Scaling Cybersecurity in Ed-Tech: Insights from Stephen Mirante, CRO of Cyber Nuts

Justin Reinert Season 1 Episode 18

Cybersecurity threats are increasingly targeting our most vulnerable institutions – schools, colleges, and universities that often lack the resources to defend themselves properly. Stephen Mirante, Chief Revenue Officer of CyberNuts, joins us to reveal how his company is filling this critical gap with innovative, education-focused solutions.

The statistics Stephen shares are eye-opening. CyberNuts exploded from 100 customer institutions in March to over 250 today, spanning 42 states – growth that underscores the urgent need for specialized cybersecurity training in education. What makes their approach distinctive isn't just effectiveness but empathy. While most cybersecurity training leaves users feeling perpetually inadequate, CyberNuts emphasizes positive reinforcement and adaptive learning that meets users where they are.
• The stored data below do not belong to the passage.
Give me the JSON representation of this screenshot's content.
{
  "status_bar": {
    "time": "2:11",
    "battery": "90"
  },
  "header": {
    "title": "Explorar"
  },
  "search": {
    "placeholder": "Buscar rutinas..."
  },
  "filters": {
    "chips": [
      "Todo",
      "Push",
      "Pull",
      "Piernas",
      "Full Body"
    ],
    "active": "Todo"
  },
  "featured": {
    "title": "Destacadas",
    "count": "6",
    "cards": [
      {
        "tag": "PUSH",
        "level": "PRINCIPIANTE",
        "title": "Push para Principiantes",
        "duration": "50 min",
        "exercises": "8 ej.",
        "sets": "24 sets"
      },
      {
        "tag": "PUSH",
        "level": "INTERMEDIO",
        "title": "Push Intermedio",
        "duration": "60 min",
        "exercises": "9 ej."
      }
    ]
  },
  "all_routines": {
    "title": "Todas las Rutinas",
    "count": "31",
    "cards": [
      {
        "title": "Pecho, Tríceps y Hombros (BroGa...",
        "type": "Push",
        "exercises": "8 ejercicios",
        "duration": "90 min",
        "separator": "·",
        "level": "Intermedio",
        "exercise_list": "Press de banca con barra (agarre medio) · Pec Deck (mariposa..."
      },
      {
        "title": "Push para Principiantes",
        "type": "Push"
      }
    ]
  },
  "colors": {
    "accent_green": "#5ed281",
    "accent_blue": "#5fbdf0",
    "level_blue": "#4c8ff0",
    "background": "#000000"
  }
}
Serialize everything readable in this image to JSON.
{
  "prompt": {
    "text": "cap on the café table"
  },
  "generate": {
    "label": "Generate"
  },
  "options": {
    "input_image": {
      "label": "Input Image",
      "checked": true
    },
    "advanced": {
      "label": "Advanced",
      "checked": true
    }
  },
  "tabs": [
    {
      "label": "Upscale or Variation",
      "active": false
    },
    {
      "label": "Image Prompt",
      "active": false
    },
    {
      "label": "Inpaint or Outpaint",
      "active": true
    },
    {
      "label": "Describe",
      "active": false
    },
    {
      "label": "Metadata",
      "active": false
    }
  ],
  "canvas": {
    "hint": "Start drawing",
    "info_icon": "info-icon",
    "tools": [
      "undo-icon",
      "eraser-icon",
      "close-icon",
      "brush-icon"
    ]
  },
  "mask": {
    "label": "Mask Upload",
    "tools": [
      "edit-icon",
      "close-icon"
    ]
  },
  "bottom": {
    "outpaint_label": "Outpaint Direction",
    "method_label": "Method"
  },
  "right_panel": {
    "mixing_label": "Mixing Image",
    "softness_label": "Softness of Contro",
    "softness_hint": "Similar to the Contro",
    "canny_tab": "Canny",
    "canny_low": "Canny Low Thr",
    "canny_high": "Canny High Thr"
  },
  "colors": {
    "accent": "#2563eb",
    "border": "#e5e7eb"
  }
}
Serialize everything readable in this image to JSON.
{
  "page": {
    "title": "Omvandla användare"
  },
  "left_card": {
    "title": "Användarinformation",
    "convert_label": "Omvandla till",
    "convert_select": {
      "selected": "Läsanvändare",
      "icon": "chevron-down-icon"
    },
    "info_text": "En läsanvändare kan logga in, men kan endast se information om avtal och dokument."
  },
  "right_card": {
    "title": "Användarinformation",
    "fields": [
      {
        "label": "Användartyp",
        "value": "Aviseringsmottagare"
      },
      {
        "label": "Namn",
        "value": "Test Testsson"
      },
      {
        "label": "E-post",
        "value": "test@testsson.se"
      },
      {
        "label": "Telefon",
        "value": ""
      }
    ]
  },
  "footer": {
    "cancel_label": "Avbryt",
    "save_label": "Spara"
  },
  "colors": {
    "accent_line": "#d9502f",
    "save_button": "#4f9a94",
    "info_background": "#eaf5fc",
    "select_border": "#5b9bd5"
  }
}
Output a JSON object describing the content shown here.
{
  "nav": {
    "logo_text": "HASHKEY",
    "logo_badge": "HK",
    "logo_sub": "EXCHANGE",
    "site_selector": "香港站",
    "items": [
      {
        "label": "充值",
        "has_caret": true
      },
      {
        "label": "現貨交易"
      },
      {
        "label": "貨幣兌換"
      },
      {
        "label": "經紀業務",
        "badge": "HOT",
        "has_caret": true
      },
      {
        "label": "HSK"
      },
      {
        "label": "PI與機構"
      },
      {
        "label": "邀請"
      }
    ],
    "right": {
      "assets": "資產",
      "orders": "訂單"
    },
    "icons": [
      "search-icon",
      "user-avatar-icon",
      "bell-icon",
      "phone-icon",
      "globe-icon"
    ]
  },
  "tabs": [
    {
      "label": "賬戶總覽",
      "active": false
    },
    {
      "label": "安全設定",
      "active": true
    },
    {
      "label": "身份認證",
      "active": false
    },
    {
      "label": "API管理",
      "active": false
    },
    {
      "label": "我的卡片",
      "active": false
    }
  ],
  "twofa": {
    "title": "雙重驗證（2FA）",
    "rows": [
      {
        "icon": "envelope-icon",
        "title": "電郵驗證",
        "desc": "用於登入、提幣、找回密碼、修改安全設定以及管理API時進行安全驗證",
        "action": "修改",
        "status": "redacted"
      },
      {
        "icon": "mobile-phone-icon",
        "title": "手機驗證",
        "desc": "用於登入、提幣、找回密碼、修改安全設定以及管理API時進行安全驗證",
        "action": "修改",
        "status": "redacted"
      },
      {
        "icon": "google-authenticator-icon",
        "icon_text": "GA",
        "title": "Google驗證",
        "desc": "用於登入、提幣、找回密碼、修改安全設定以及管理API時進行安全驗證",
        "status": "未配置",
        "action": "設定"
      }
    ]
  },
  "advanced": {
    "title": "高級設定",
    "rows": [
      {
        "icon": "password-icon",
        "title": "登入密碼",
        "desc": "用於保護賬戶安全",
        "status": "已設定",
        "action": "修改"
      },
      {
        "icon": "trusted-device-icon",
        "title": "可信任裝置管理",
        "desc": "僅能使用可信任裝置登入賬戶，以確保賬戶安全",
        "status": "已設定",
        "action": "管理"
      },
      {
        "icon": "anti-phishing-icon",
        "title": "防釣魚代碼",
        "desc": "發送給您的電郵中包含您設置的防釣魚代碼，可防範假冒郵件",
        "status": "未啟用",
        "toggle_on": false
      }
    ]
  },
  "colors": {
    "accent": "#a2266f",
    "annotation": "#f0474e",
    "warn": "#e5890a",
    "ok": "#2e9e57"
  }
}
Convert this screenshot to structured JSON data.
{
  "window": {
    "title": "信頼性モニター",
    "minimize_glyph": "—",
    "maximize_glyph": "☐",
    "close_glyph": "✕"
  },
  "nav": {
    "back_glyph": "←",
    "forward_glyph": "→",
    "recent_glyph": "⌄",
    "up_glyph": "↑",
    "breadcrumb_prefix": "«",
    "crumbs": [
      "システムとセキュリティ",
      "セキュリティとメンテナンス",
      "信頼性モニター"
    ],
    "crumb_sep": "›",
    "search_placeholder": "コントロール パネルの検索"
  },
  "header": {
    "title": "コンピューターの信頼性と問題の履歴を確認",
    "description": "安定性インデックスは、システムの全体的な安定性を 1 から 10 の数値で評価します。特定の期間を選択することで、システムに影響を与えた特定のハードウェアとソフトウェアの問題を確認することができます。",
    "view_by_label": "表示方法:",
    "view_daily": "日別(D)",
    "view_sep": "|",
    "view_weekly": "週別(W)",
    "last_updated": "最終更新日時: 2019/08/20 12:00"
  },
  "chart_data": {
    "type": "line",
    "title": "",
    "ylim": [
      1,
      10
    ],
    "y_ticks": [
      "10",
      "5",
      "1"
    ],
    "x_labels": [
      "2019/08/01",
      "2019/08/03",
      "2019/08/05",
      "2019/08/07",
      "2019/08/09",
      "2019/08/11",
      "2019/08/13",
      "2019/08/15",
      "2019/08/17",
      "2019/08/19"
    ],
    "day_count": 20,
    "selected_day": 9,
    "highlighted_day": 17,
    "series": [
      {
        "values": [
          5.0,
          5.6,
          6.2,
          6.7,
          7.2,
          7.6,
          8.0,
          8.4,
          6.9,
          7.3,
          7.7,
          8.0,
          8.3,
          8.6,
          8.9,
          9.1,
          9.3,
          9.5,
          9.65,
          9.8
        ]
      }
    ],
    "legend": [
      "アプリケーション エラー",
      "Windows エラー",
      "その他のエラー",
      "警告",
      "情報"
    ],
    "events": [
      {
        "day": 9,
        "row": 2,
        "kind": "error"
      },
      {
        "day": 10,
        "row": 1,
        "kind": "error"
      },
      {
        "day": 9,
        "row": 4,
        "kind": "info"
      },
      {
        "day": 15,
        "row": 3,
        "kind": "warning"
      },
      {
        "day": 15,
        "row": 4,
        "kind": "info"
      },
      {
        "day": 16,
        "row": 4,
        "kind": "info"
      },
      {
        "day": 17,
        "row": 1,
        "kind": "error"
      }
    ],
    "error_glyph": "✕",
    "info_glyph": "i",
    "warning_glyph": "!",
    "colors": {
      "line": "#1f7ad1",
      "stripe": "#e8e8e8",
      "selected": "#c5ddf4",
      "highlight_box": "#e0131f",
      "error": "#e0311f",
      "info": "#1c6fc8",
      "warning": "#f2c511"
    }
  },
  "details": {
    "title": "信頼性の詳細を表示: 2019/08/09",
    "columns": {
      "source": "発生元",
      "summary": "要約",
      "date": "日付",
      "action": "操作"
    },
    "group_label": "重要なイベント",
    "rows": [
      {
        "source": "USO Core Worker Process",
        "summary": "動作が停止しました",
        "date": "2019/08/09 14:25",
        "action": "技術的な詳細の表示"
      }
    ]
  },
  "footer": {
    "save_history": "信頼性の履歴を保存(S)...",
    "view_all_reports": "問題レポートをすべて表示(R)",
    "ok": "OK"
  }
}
Stephen pulls back the curtain on how a rapidly scaling EdTech company makes strategic decisions, from their data-driven approach to expanding sales territories to their philosophy on hiring. "Stop hiring for credentials, hire for passion," he advises, particularly when serving educational institutions that respond best to consultative, relationship-focused partners. His insights on the 60-day ramp period for new hires, deliberately timed to prepare sales teams for the January budget cycle, offer practical wisdom for any growing organization.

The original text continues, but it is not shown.